Netflix's Never Have I Ever

Lara Solanki/Netflix

Netflix’s ‘Never Have I Ever’ is a delightful teen ‘traumedy’

The series, created by Mindy Kaling and Lang Fisher, follows an Indian-American teen coping after her father's death.


Samantha Grasso


Posted on Apr 27, 2020   Updated on Jun 30, 2020, 9:18 am CDT

Netflix’s new coming-of-age series Never Have I Ever is everything I could ever want for a teen comedy from Mindy Kaling and Lang Fisher: an awkward but confident protagonist, a tight-knit group of teens each navigating their own troubles, special attention to cultural traditions, and rom-com storylines abound.

Never Have I Ever

RELEASE DATE: April 27, 2020
CREATORS: Mindy Kaling and Lang Fisher
High school sophomore Devi copes with her father’s death, spinning tragedy into comedy while navigating friendships and blossoming romance.

The series follows Sherman Oaks High School sophomore Devi Vishwakumar (Maitreyi Ramakrishnan) as she recovers from her father’s death, all the more challenged by her life-long nemesis Ben (Jaren Lewison), her perfect, beautiful cousin Kamala (Richa Moorjani), and her mother Nalini’s (Poorna Jagannathan) strict nature.

Never Have I Ever immediately stands out from other coming-of-age comedies in its approach to trauma and processing grief, landing it in the league of other popular young-adult “traumedies.” It’s a fresh approach to teen shows, illustrating themes of familial expectations and peer pressure without feeling like an after school special, and its many quirks — like narration by John McEnroe and Andy Samberg, punchy dialogue, and Big Nervous Nerd energy — make it worth savoring.

Ramakrishnan plays an extremely relatable Devi, an over-achiever who’s acting out after her father dies during a school event. Her body manifests her grief, but she starts her new school year overly confident, conflating the excitement of high school with grieving her father’s death.

While Never Have I Ever focuses on Devi’s grief, its inclusion of other challenges in her life — her academic rival Ben, her failure to meet the expectations set by her mother and reinforced by her seemingly-perfect cousin, and her fixation on her personal problems over those of her friends — adds another dimension to Devi’s grieving process, making it more compelling and understandable. Ramakrishnan’s performance brought me such immense empathy and sadness, seeing a younger person go through grief in erratic, destructive ways.

Netflix's Never Have I Ever
Lara Solanki/Netflix

Never Have I Ever also does a great job of fleshing out the people in her life as well, making her late father more than just a hallow allusion and her friends more than supportive furniture in her life. The series allows Devi and her family to exist as Hindu Indian-Americans without making their identity the sole focus of their performance and motivation. Though a portion of the show is devoted to Kamala’s process of an arranged marriage, and going to a Ganesh Puja celebration, they serve as lenses for Devi, Nalini and Kamala in different aspects of their lives unrelated to their religious or cultural identities.
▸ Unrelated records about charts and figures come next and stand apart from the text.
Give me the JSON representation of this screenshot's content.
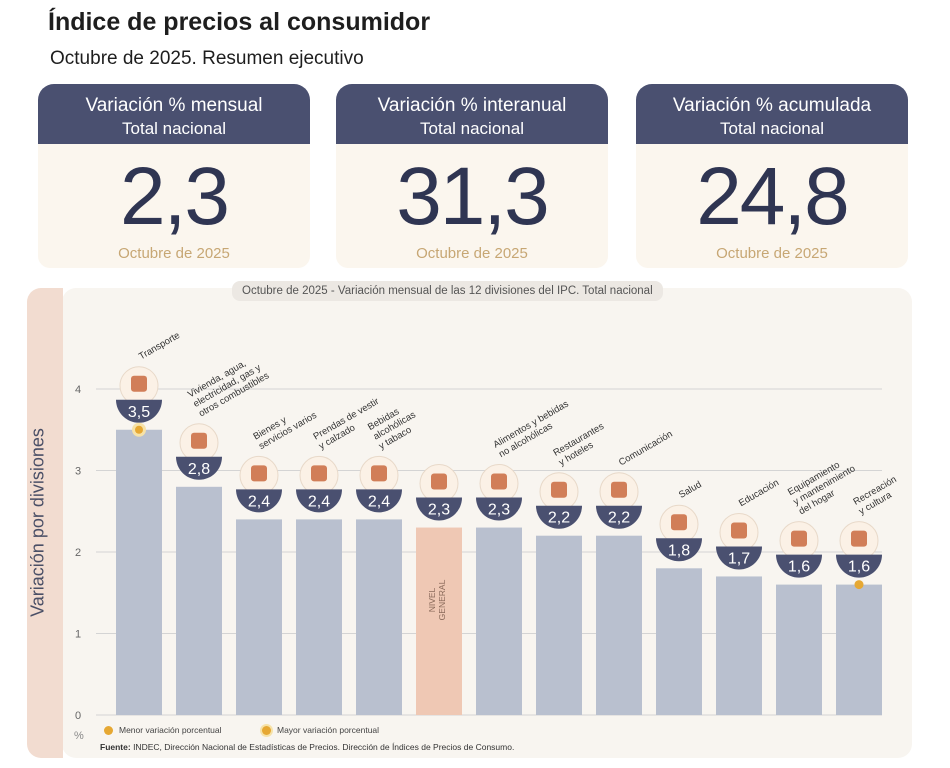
{
  "header": {
    "title": "Índice de precios al consumidor",
    "subtitle": "Octubre de 2025. Resumen ejecutivo"
  },
  "cards": [
    {
      "label": "Variación % mensual",
      "sublabel": "Total nacional",
      "value": "2,3",
      "period": "Octubre de 2025"
    },
    {
      "label": "Variación % interanual",
      "sublabel": "Total nacional",
      "value": "31,3",
      "period": "Octubre de 2025"
    },
    {
      "label": "Variación % acumulada",
      "sublabel": "Total nacional",
      "value": "24,8",
      "period": "Octubre de 2025"
    }
  ],
  "chart_title": {
    "lead": "Octubre de 2025",
    "sep": " - ",
    "text": "Variación mensual de las 12 divisiones del IPC. Total nacional"
  },
  "legend": {
    "min_label": "Menor variación porcentual",
    "max_label": "Mayor variación porcentual"
  },
  "source": {
    "prefix": "Fuente:",
    "text": " INDEC, Dirección Nacional de Estadísticas de Precios. Dirección de Índices de Precios de Consumo."
  },
  "chart_data": {
    "type": "bar",
    "ylabel": "Variación por divisiones",
    "yunit": "%",
    "ylim": [
      0,
      4
    ],
    "yticks": [
      0,
      1,
      2,
      3,
      4
    ],
    "grid": true,
    "categories": [
      "Transporte",
      "Vivienda, agua, electricidad, gas y otros combustibles",
      "Bienes y servicios varios",
      "Prendas de vestir y calzado",
      "Bebidas alcohólicas y tabaco",
      "NIVEL GENERAL",
      "Alimentos y bebidas no alcohólicas",
      "Restaurantes y hoteles",
      "Comunicación",
      "Salud",
      "Educación",
      "Equipamiento y mantenimiento del hogar",
      "Recreación y cultura"
    ],
    "label_lines": [
      [
        "Transporte"
      ],
      [
        "Vivienda, agua,",
        "electricidad, gas y",
        "otros combustibles"
      ],
      [
        "Bienes y",
        "servicios varios"
      ],
      [
        "Prendas de vestir",
        "y calzado"
      ],
      [
        "Bebidas",
        "alcohólicas",
        "y tabaco"
      ],
      [],
      [
        "Alimentos y bebidas",
        "no alcohólicas"
      ],
      [
        "Restaurantes",
        "y hoteles"
      ],
      [
        "Comunicación"
      ],
      [
        "Salud"
      ],
      [
        "Educación"
      ],
      [
        "Equipamiento",
        "y mantenimiento",
        "del hogar"
      ],
      [
        "Recreación",
        "y cultura"
      ]
    ],
    "values": [
      3.5,
      2.8,
      2.4,
      2.4,
      2.4,
      2.3,
      2.3,
      2.2,
      2.2,
      1.8,
      1.7,
      1.6,
      1.6
    ],
    "value_labels": [
      "3,5",
      "2,8",
      "2,4",
      "2,4",
      "2,4",
      "2,3",
      "2,3",
      "2,2",
      "2,2",
      "1,8",
      "1,7",
      "1,6",
      "1,6"
    ],
    "general_label": [
      "NIVEL",
      "GENERAL"
    ],
    "general_index": 5,
    "icons": [
      "bus-icon",
      "tools-lightbulb-icon",
      "comb-scissors-icon",
      "tshirt-icon",
      "bottles-icon",
      "shopping-basket-icon",
      "chicken-icon",
      "cutlery-icon",
      "smartphone-icon",
      "first-aid-icon",
      "notebook-icon",
      "furniture-icon",
      "umbrella-icon"
    ],
    "highlight_max_index": 0,
    "highlight_min_index": 12,
    "colors": {
      "bar": "#b9c0cf",
      "general_bar": "#efc8b4",
      "badge": "#4a5070",
      "accent": "#c96a3e",
      "dot": "#e6a833",
      "grid": "#d4d4d4"
    }
  }
}
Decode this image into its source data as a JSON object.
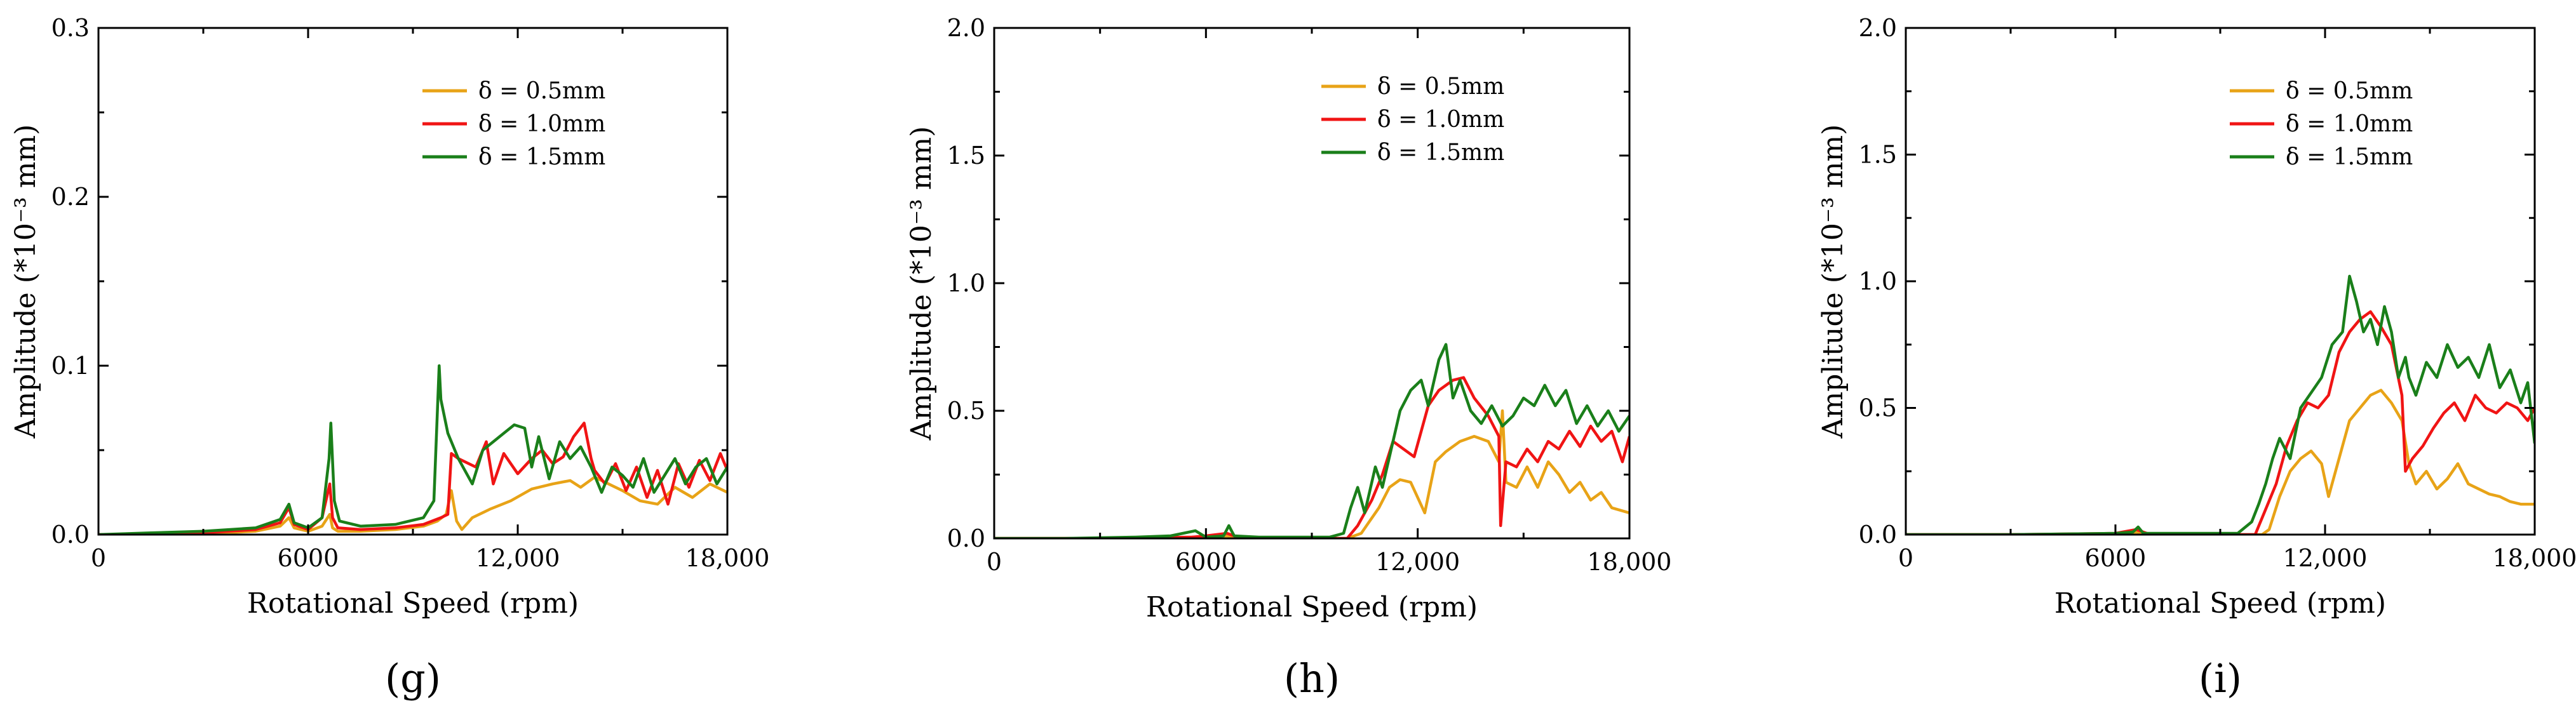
{
  "colors": {
    "d05": "#E8A317",
    "d10": "#F01414",
    "d15": "#1A7F1A"
  },
  "chart_data": [
    {
      "type": "line",
      "panel": "(g)",
      "xlabel": "Rotational Speed (rpm)",
      "ylabel": "Amplitude (*10⁻³ mm)",
      "xlim": [
        0,
        18000
      ],
      "ylim": [
        0,
        0.3
      ],
      "xticks": [
        0,
        6000,
        12000,
        18000
      ],
      "xtick_labels": [
        "0",
        "6000",
        "12,000",
        "18,000"
      ],
      "yticks": [
        0,
        0.1,
        0.2,
        0.3
      ],
      "ytick_labels": [
        "0.0",
        "0.1",
        "0.2",
        "0.3"
      ],
      "legend_position": "top-right",
      "series": [
        {
          "name": "δ = 0.5mm",
          "color_key": "d05",
          "x": [
            0,
            1500,
            3000,
            4500,
            5200,
            5450,
            5600,
            6000,
            6400,
            6620,
            6700,
            6850,
            7500,
            8500,
            9300,
            9700,
            9950,
            10100,
            10250,
            10400,
            10700,
            11200,
            11800,
            12400,
            13000,
            13500,
            13800,
            14200,
            14600,
            15000,
            15500,
            16000,
            16500,
            17000,
            17500,
            18000
          ],
          "y": [
            0,
            0,
            0.0005,
            0.002,
            0.005,
            0.01,
            0.004,
            0.002,
            0.005,
            0.012,
            0.004,
            0.002,
            0.002,
            0.003,
            0.005,
            0.008,
            0.012,
            0.026,
            0.008,
            0.003,
            0.01,
            0.015,
            0.02,
            0.027,
            0.03,
            0.032,
            0.028,
            0.034,
            0.03,
            0.026,
            0.02,
            0.018,
            0.028,
            0.022,
            0.03,
            0.025
          ]
        },
        {
          "name": "δ = 1.0mm",
          "color_key": "d10",
          "x": [
            0,
            1500,
            3000,
            4500,
            5200,
            5450,
            5600,
            6000,
            6400,
            6620,
            6700,
            6850,
            7500,
            8500,
            9300,
            9800,
            10000,
            10100,
            10300,
            10800,
            11100,
            11300,
            11600,
            12000,
            12400,
            12700,
            13000,
            13300,
            13600,
            13900,
            14100,
            14200,
            14500,
            14800,
            15100,
            15400,
            15700,
            16000,
            16300,
            16600,
            16900,
            17200,
            17500,
            17800,
            18000
          ],
          "y": [
            0,
            0,
            0.001,
            0.003,
            0.007,
            0.016,
            0.006,
            0.003,
            0.01,
            0.03,
            0.01,
            0.004,
            0.003,
            0.004,
            0.006,
            0.01,
            0.012,
            0.048,
            0.045,
            0.04,
            0.055,
            0.03,
            0.048,
            0.036,
            0.045,
            0.05,
            0.042,
            0.046,
            0.058,
            0.066,
            0.045,
            0.038,
            0.03,
            0.042,
            0.026,
            0.04,
            0.022,
            0.038,
            0.018,
            0.042,
            0.028,
            0.044,
            0.032,
            0.048,
            0.038
          ]
        },
        {
          "name": "δ = 1.5mm",
          "color_key": "d15",
          "x": [
            0,
            1500,
            3000,
            4500,
            5200,
            5450,
            5600,
            6000,
            6400,
            6600,
            6650,
            6750,
            6900,
            7500,
            8500,
            9300,
            9600,
            9750,
            9800,
            10000,
            10300,
            10700,
            11000,
            11300,
            11600,
            11900,
            12200,
            12400,
            12600,
            12900,
            13200,
            13500,
            13800,
            14100,
            14400,
            14700,
            15000,
            15300,
            15600,
            15900,
            16200,
            16500,
            16800,
            17100,
            17400,
            17700,
            18000
          ],
          "y": [
            0,
            0.001,
            0.002,
            0.004,
            0.009,
            0.018,
            0.007,
            0.004,
            0.01,
            0.045,
            0.066,
            0.02,
            0.008,
            0.005,
            0.006,
            0.01,
            0.02,
            0.1,
            0.08,
            0.06,
            0.045,
            0.03,
            0.05,
            0.055,
            0.06,
            0.065,
            0.063,
            0.04,
            0.058,
            0.033,
            0.055,
            0.045,
            0.052,
            0.04,
            0.025,
            0.04,
            0.035,
            0.028,
            0.045,
            0.025,
            0.035,
            0.045,
            0.03,
            0.04,
            0.045,
            0.03,
            0.04
          ]
        }
      ]
    },
    {
      "type": "line",
      "panel": "(h)",
      "xlabel": "Rotational Speed (rpm)",
      "ylabel": "Amplitude (*10⁻³ mm)",
      "xlim": [
        0,
        18000
      ],
      "ylim": [
        0,
        2.0
      ],
      "xticks": [
        0,
        6000,
        12000,
        18000
      ],
      "xtick_labels": [
        "0",
        "6000",
        "12,000",
        "18,000"
      ],
      "yticks": [
        0,
        0.5,
        1.0,
        1.5,
        2.0
      ],
      "ytick_labels": [
        "0.0",
        "0.5",
        "1.0",
        "1.5",
        "2.0"
      ],
      "legend_position": "top-right",
      "series": [
        {
          "name": "δ = 0.5mm",
          "color_key": "d05",
          "x": [
            0,
            3000,
            5600,
            6000,
            6600,
            7000,
            9500,
            10000,
            10400,
            10600,
            10900,
            11200,
            11500,
            11800,
            12200,
            12500,
            12800,
            13200,
            13600,
            14000,
            14300,
            14400,
            14500,
            14800,
            15100,
            15400,
            15700,
            16000,
            16300,
            16600,
            16900,
            17200,
            17500,
            18000
          ],
          "y": [
            0,
            0,
            0.005,
            0.005,
            0.01,
            0,
            0,
            0,
            0.02,
            0.06,
            0.12,
            0.2,
            0.23,
            0.22,
            0.1,
            0.3,
            0.34,
            0.38,
            0.4,
            0.38,
            0.3,
            0.5,
            0.22,
            0.2,
            0.28,
            0.2,
            0.3,
            0.25,
            0.18,
            0.22,
            0.15,
            0.18,
            0.12,
            0.1
          ]
        },
        {
          "name": "δ = 1.0mm",
          "color_key": "d10",
          "x": [
            0,
            3000,
            5600,
            6000,
            6600,
            7000,
            9500,
            10000,
            10300,
            10700,
            11000,
            11300,
            11600,
            11900,
            12300,
            12600,
            13000,
            13300,
            13600,
            14000,
            14300,
            14350,
            14500,
            14800,
            15100,
            15400,
            15700,
            16000,
            16300,
            16600,
            16900,
            17200,
            17500,
            17800,
            18000
          ],
          "y": [
            0,
            0,
            0.005,
            0.01,
            0.02,
            0,
            0,
            0,
            0.05,
            0.15,
            0.25,
            0.38,
            0.35,
            0.32,
            0.52,
            0.58,
            0.62,
            0.63,
            0.55,
            0.48,
            0.4,
            0.05,
            0.3,
            0.28,
            0.35,
            0.3,
            0.38,
            0.35,
            0.42,
            0.36,
            0.44,
            0.38,
            0.42,
            0.3,
            0.4
          ]
        },
        {
          "name": "δ = 1.5mm",
          "color_key": "d15",
          "x": [
            0,
            2000,
            4000,
            5000,
            5700,
            6000,
            6500,
            6650,
            6800,
            7500,
            9500,
            9900,
            10100,
            10300,
            10500,
            10800,
            11000,
            11300,
            11500,
            11800,
            12100,
            12300,
            12600,
            12800,
            13000,
            13200,
            13500,
            13800,
            14100,
            14400,
            14700,
            15000,
            15300,
            15600,
            15900,
            16200,
            16500,
            16800,
            17100,
            17400,
            17700,
            18000
          ],
          "y": [
            0,
            0,
            0.005,
            0.01,
            0.03,
            0.005,
            0.01,
            0.05,
            0.01,
            0.005,
            0.005,
            0.02,
            0.12,
            0.2,
            0.1,
            0.28,
            0.2,
            0.38,
            0.5,
            0.58,
            0.62,
            0.52,
            0.7,
            0.76,
            0.55,
            0.62,
            0.5,
            0.45,
            0.52,
            0.44,
            0.48,
            0.55,
            0.52,
            0.6,
            0.52,
            0.58,
            0.45,
            0.52,
            0.44,
            0.5,
            0.42,
            0.48
          ]
        }
      ]
    },
    {
      "type": "line",
      "panel": "(i)",
      "xlabel": "Rotational Speed (rpm)",
      "ylabel": "Amplitude (*10⁻³ mm)",
      "xlim": [
        0,
        18000
      ],
      "ylim": [
        0,
        2.0
      ],
      "xticks": [
        0,
        6000,
        12000,
        18000
      ],
      "xtick_labels": [
        "0",
        "6000",
        "12,000",
        "18,000"
      ],
      "yticks": [
        0,
        0.5,
        1.0,
        1.5,
        2.0
      ],
      "ytick_labels": [
        "0.0",
        "0.5",
        "1.0",
        "1.5",
        "2.0"
      ],
      "legend_position": "top-right",
      "series": [
        {
          "name": "δ = 0.5mm",
          "color_key": "d05",
          "x": [
            0,
            3000,
            6000,
            6600,
            7000,
            9800,
            10200,
            10400,
            10700,
            11000,
            11300,
            11600,
            11900,
            12100,
            12400,
            12700,
            13000,
            13300,
            13600,
            13900,
            14200,
            14400,
            14600,
            14900,
            15200,
            15500,
            15800,
            16100,
            16400,
            16700,
            17000,
            17300,
            17600,
            18000
          ],
          "y": [
            0,
            0,
            0,
            0.01,
            0,
            0,
            0,
            0.02,
            0.15,
            0.25,
            0.3,
            0.33,
            0.28,
            0.15,
            0.3,
            0.45,
            0.5,
            0.55,
            0.57,
            0.52,
            0.45,
            0.28,
            0.2,
            0.25,
            0.18,
            0.22,
            0.28,
            0.2,
            0.18,
            0.16,
            0.15,
            0.13,
            0.12,
            0.12
          ]
        },
        {
          "name": "δ = 1.0mm",
          "color_key": "d10",
          "x": [
            0,
            3000,
            6000,
            6600,
            7000,
            9600,
            10000,
            10300,
            10600,
            10900,
            11200,
            11500,
            11800,
            12100,
            12400,
            12700,
            13000,
            13300,
            13600,
            13900,
            14200,
            14300,
            14500,
            14800,
            15100,
            15400,
            15700,
            16000,
            16300,
            16600,
            16900,
            17200,
            17500,
            17800,
            18000
          ],
          "y": [
            0,
            0,
            0.005,
            0.02,
            0,
            0,
            0,
            0.1,
            0.2,
            0.35,
            0.45,
            0.52,
            0.5,
            0.55,
            0.72,
            0.8,
            0.85,
            0.88,
            0.82,
            0.75,
            0.55,
            0.25,
            0.3,
            0.35,
            0.42,
            0.48,
            0.52,
            0.45,
            0.55,
            0.5,
            0.48,
            0.52,
            0.5,
            0.45,
            0.5
          ]
        },
        {
          "name": "δ = 1.5mm",
          "color_key": "d15",
          "x": [
            0,
            3000,
            6000,
            6500,
            6650,
            6800,
            9500,
            9900,
            10100,
            10300,
            10500,
            10700,
            11000,
            11300,
            11600,
            11900,
            12200,
            12500,
            12700,
            12900,
            13100,
            13300,
            13500,
            13700,
            13900,
            14100,
            14300,
            14400,
            14600,
            14900,
            15200,
            15500,
            15800,
            16100,
            16400,
            16700,
            17000,
            17300,
            17600,
            17800,
            18000
          ],
          "y": [
            0,
            0,
            0.005,
            0.01,
            0.03,
            0.005,
            0.005,
            0.05,
            0.12,
            0.2,
            0.3,
            0.38,
            0.3,
            0.5,
            0.56,
            0.62,
            0.75,
            0.8,
            1.02,
            0.92,
            0.8,
            0.85,
            0.75,
            0.9,
            0.8,
            0.62,
            0.7,
            0.62,
            0.55,
            0.68,
            0.62,
            0.75,
            0.66,
            0.7,
            0.62,
            0.75,
            0.58,
            0.65,
            0.52,
            0.6,
            0.36
          ]
        }
      ]
    }
  ]
}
The series shines brightest in its ability to blend comedy and tragedy, giving an audience more depth than shows about teenagers that don’t investigate the motivations or rational behind “kids just being kids,” or show what it’s like to live with suffering, not just experience it for an episode. We see Devi throwing herself into complicated situations and failing (or unwilling!) to identify the source of her pain, insisting that she is Over It and retaliating against her therapist, the thoughtful Niecy Nash. Never Have I Ever follows after great female-led traumedies like Unbreakable Kimmy Schmidt, Fleabag, and Crazy Ex-Girlfriend, giving the genre a larger voice for young adults and women of color. In a culture that’s begun to place a greater emphasis on identity and how it isn’t defined by our experiences alone, it’s nice to watch something that ruminates on what these experiences mean for us.

Netflix's Never Have I Ever
Lara Solanki/Netflix

Never Have I Ever had me watching the series with intention and focusing on the witty writing and salacious drama. In Never Have I Ever, suffering is normal and fine, and there will be great hours and bad hours in between. As someone a decade older than Devi watching this show, I wish I could have had a show like this when I was younger, if even just to look back on it and realize that I’ve grown to understand it.